Inclusive and Green New Economy for resilient future

I am happy to refer once again to the wise words of Governor Benjamin Diokno from the Central Bank of the Philippines who, when the pandemic hit, explained that we should “prepare for a ‘new economy’, not a ‘new normal’, which is an oxymoron”. I looked up the meaning of “oxymoron” and found that it is a figure of speech in which two opposite ideas are joined to create an effect.

Considering our lessons outlined above, which are a public good, the notion of a “new economy” should be built around the experiences of the many countries that have recognized and understood the need for and have worked on financial and social inclusion over the past decade. Groups disproportionately affected by exclusion, such as women, youth and forcibly displaced persons, should be the focus when emergency and recovery responses are brought underway. Financial inclusion after COVID-19 can unlock and further drive economic participation among women and youth and enable transformative opportunities while leaving no one and their small business behind.

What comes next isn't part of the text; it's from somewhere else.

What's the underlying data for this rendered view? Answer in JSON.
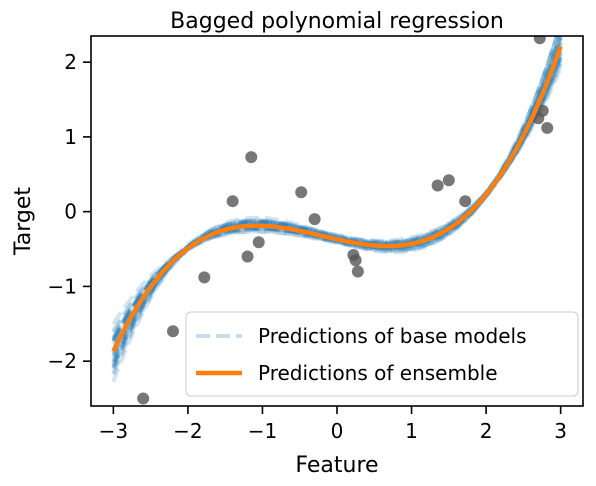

This crisis also offers opportunities to incorporate inclusive green finance into a recovery ushering in the dawn of a ‘new economy’ that is green, resilient and socially inclusive. Building resilience for future crises and risks, such as climate change, can be achieved by investing in low-carbon economies and in the well-being of the most vulnerable. This would enable a just transition that does not come at the expense of those at the base of the economic pyramid. COVID-19 can, therefore, be instrumental in revitalizing the crucial role of the SDGs to overcome the impact of the crisis on marginalized groups.

Finally, the future of financial inclusion and a broader recovery will continue to be shaped by technology. Emerging regulatory and policy frameworks suggest that there is scope for more innovation in the digital finance space, built on effective digital financial literacy solutions for existing customers such as the elderly and newly included groups, like women and youth. Regulators must ensure that new and arising risks are used in responsible, safe and sustainable ways that break down barriers and empower the marginalized and the excluded.

If we agree that further exclusion is not an option and move inclusivity to the core of our thinking and practice, we will be empowered to achieve a “normal” that may not be “new” but will be “better” than what we have been used to due to a solid foundation in the lessons we have learned in past years. We might even be in the position to make a humble contribution to what the second post-pandemic “Roaring Twenties” will be referred to in the history books of the future. However, unlike its predecessor a century ago – which partly contributed to the Great Depression –, the decade ahead of us might show more awareness of shared global challenges and address the disadvantage and inequality of the excluded.